Friday, 28 January 2011

Heap sort

“The very interesting way of sorting numbers comes only when you get atleast one number which is in sorted order out of the unsorted list. For example, Selection sort has that. But, selection sort requires scanning the whole array. Heap sort is a kind of optimization over it as we know always in the heap, the top elements will be the max.”

Introduction

    Do you believe that all sorted array is by default a min heap? In a min heap, you will have the least element as the first element in the heap and then you will have all elements greater than the first element. This property is satisfied by ascending order sorted array. For descending order array, it matches with the max heap property.

   But the important property we have to make a note is, the reverse is not true!!.. Min heap or max heap will never get sorted property. But they do have a partial or near approximate sorting done already in linear time.

    Assume, you get an array which is neither max nor min heap. You need to first convert it into partial sorted max heap. We will see about ascending order first for simplicity.

Concept

    We take an array and convert it into a max heap. Now, we got the maximum element at the top of the heap which is the first element of the array. In a max heap, we are sure that all the elements after the top of the heap is lesser than it. This gives a big hint that, If A is the array, A[0] is already known to be sorted as it is the max and it should be at the end of the list. Similarly, we continue until we find the elements at the reverse order from the end of the list. This also the approach to convert a max heap to min heap. :)

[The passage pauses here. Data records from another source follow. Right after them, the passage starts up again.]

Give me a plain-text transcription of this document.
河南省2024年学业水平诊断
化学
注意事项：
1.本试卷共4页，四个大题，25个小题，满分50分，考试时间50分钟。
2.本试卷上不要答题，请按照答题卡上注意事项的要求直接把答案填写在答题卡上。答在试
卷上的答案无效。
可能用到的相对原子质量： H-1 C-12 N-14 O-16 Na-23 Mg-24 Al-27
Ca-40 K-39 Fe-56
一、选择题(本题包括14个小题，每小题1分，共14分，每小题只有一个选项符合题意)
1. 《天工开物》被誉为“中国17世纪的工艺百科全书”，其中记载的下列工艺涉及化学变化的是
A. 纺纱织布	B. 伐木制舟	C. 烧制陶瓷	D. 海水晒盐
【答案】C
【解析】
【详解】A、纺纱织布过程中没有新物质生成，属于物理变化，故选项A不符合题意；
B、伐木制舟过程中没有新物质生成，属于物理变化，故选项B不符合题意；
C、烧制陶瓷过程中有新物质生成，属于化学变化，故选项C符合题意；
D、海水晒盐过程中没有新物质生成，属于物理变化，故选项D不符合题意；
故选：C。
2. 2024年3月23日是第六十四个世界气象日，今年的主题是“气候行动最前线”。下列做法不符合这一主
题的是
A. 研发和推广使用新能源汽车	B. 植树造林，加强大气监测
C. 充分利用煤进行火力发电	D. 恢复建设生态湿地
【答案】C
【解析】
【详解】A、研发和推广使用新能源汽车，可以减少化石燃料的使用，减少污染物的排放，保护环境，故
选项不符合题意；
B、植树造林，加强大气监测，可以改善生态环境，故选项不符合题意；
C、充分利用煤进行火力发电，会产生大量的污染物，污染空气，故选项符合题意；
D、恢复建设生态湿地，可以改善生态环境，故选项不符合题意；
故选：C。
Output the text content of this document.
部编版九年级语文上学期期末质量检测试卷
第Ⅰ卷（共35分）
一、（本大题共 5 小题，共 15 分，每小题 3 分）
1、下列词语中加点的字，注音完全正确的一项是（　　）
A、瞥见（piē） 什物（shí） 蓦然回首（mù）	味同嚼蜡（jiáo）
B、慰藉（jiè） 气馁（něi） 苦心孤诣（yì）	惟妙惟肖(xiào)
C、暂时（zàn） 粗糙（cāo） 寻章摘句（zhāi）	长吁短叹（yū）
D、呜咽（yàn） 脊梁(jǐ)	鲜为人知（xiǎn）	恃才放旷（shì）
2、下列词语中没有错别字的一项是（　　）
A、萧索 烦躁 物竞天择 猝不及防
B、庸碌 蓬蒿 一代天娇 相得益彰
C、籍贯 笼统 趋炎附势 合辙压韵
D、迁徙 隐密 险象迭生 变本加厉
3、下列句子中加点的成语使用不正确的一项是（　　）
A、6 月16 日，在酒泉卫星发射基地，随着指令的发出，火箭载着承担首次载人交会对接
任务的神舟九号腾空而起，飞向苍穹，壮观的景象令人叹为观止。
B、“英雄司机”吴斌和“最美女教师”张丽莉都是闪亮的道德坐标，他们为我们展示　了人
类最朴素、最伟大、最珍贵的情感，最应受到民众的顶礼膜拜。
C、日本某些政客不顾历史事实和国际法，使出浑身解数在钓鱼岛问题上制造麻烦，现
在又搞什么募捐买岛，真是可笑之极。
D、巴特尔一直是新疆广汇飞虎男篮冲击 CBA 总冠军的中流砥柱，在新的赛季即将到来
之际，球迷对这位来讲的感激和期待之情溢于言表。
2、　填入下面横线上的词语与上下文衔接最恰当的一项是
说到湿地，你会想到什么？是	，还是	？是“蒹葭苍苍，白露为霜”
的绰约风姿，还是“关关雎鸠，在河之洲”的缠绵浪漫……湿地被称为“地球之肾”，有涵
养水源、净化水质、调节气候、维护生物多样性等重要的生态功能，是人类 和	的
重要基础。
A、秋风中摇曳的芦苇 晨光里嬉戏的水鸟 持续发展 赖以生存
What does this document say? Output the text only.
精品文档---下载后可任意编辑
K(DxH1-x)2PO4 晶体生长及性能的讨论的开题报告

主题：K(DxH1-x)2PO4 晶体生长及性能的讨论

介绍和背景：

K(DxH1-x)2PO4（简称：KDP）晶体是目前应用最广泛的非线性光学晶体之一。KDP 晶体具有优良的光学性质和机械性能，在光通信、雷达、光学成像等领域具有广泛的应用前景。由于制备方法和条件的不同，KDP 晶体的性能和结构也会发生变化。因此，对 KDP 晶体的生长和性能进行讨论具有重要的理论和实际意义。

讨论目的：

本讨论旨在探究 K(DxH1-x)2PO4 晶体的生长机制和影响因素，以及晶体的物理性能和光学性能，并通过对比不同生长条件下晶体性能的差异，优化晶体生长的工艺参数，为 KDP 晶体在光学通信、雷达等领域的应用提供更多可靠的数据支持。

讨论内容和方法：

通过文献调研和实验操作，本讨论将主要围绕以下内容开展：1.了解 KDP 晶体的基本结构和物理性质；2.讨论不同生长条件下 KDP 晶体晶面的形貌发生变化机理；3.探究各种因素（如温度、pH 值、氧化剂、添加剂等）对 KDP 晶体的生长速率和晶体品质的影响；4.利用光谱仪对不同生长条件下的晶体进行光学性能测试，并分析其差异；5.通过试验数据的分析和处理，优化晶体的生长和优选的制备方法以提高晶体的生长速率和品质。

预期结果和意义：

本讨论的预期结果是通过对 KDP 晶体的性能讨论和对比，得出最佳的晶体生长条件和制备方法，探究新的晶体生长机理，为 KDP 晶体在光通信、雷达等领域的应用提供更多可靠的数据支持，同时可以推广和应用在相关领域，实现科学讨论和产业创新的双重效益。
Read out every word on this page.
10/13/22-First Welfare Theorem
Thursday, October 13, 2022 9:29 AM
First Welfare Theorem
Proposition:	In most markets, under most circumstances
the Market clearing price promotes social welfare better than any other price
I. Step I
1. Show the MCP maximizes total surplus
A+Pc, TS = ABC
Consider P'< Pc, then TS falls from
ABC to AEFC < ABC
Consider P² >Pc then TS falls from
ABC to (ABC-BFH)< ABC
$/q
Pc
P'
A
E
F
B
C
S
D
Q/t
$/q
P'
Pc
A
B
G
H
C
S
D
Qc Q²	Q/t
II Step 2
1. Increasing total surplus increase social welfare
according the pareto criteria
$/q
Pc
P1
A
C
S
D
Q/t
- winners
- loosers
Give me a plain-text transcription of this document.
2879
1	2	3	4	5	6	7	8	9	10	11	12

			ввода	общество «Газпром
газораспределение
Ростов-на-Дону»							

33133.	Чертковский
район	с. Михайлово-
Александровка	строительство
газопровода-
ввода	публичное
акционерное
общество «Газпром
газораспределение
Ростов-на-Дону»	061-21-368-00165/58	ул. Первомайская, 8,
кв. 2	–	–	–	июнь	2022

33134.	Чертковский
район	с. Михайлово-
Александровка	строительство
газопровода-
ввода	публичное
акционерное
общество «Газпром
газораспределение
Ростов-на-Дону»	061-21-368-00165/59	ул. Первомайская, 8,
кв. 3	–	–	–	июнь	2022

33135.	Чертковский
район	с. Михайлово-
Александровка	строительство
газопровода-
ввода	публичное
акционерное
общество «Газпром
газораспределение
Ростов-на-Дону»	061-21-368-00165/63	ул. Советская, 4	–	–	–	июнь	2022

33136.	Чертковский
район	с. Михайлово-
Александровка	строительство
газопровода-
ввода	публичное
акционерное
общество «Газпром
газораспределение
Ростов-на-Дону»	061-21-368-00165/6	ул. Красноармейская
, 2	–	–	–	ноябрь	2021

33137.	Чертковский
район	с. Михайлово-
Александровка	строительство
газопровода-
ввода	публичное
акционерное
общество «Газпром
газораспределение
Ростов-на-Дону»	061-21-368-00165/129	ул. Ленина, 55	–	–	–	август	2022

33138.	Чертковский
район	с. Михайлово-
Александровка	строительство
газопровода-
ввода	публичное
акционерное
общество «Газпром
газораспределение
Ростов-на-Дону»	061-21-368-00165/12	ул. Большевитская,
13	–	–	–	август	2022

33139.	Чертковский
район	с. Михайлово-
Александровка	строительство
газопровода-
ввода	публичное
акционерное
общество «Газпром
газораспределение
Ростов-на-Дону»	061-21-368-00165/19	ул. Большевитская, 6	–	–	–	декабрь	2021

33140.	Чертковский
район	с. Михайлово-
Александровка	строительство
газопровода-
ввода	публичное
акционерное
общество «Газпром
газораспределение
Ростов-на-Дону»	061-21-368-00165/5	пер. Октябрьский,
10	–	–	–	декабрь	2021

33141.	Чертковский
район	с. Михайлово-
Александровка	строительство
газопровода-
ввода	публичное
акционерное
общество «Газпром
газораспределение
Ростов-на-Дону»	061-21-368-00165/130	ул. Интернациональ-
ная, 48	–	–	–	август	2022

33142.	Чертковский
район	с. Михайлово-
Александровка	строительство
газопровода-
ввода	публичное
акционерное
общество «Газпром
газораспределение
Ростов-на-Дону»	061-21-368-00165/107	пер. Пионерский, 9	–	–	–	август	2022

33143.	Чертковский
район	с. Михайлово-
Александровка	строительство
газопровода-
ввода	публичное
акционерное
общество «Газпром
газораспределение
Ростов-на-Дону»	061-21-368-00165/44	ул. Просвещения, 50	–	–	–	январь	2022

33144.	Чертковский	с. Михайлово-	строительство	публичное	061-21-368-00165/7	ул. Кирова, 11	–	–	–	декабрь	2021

    This becomes a important interview question as well!!.. Convert a max heap to min heap is simply the heap sort !!

Code

   1:  #define LEFT(x) 2*x+1 // since we start with index 0
   2:  #define RIGHT(x) 2*x+2
   3:  #define heap_size(x) (sizeof(x)/sizeof(x[0])) //similar to ARRAYSIZE macro
   4:   
   5:   
   6:  void max_heapify(int *arr, int idx, int size)
   7:  {
   8:      int l = LEFT(idx);
   9:      int r = RIGHT(idx);
  10:      int largest;
  11:      if( l <= size && arr[l] > arr[idx])
  12:          largest = l;
  13:      else
  14:          largest = idx;
  15:   
  16:      if(r <= size && arr[r] > arr[largest])
  17:          largest = r;
  18:   
  19:      if(largest != idx) {
  20:          int temp = arr[idx];
  21:          arr[idx] = arr[largest];
  22:          arr[largest] = temp;
  23:          max_heapify(arr, largest, size);
  24:      }
  25:   
  26:  }
  27:   
  28:  void build_max_heap(int *arr, int size)
  29:  {
  30:      for(int i=(int) floor((float)size/(float)2);i>=0; i--)
  31:      {
  32:          // if size = 10, then,
  33:          // initial max_heapify call will be like, max_heapify(arr, 5)
  34:          // But note that, we run until 0 and zero is root for this code
  35:          max_heapify(arr, i, size); 
  36:      }
  37:  }
  38:   
  39:  void heap_sort(int *arr, int size)
  40:  {
  41:      int length = size;
  42:      build_max_heap(arr, length);
  43:      for(int i=length; i>=1; i--)
  44:      {
  45:          int temp = arr[i];
  46:          arr[i] = arr[0];
  47:          arr[0] = temp;
  48:          size = size-1;
  49:          max_heapify(arr, 0, size);
  50:      }
  51:  }
  52:   
  53:  void main()
  54:  {
  55:      int A[]={5,13,2,25,7,17,20,8,4};
  56:      heap_sort(A, 8);
  57:  }
  • In the above code, we have avoided templates unlike previous code. As i said, templates are risky to handle and increases code size.
  • The algorithm is simple enough. We consider A[i] as the max element and place it at the end. Move the last element to the top of the array and try max heapify over it.
  • Every iteration reduces the size of the heap. Length of the array remains the same

Important notes

  • Heap sort competes with quick sort. Heap sort is heavily used in real time as it gives O(n logn) upper bound for any kind of data set.
  • Heap sort is the best in-place algorithm. Uses constant space and almost linear/logarithmic time
  • Sometimes merge sort performs better since, the number of swaps are less compared to heap sort. Heap sort works great in a sequential RAM rather than a dynamic file system memory.
  • Merge sort is proven to work for linked list. Heap sort works well in sequential high speed caches.
  • Merge and heap sort works very well for large data sets rather than a quick sort with lesser space usage.